Monday, 10 November 2008

Scholar finds Mayans' buried highway through hell

According to the Mayans, the dead, were thought to enter the afterlife through a cave populated by sinister gods and represented by the jaguar, the symbol of night. A Mexican archaelogist may have discovered the path that departed spirits had to travel after death

~ Associated Press

Legend says the afterlife for ancient Mayas was a terrifying obstacle course in which the dead had to traverse rivers of blood, and chambers full of sharp knives, bats and jaguars.

Now a Mexican archaeologist using long-forgotten testimony from the Spanish Inquisition says a series of caves he has explored may be the place where the Maya actually tried to depict this highway through hell.

The network of underground chambers, roads and temples beneath farmland and jungle on the Yucatan peninsula suggests the Maya fashioned them to mimic the journey to the underworld, or Xibalba, described in ancient mythological texts such as the Popol Vuh.

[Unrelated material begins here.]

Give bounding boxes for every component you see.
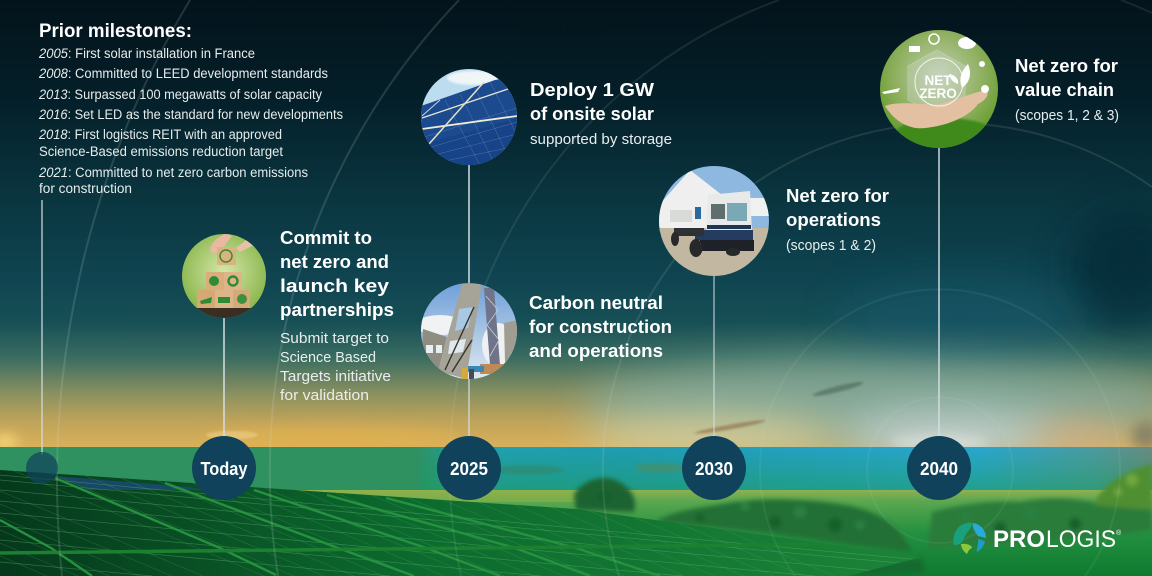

"It was the place of fear, the place of cold, the place of danger, of the abyss," said University of Yucatan archaeologist Guillermo de Anda.

Searching for the names of sacred sites mentioned by Indian heretics who were put on trial by Inquisition courts, De Anda discovered what appear to be stages of the legendary journey, recreated in a half-dozen caves south of the Yucatan state capital of Merida.
Full Article

KGAN CBS2 Report:

He says it was a dark place of fear, danger and "the abyss." Among the discoveries are a paved, 100-yard underground road, a submerged temple, walled-off stone rooms and the "confusing crossroads" of the legends. Ancient skulls are scattered around.

The caves are very remote and hidden -- possibly because, even as the Maya were forced to convert to Christianity, they still slipped away to worship underground.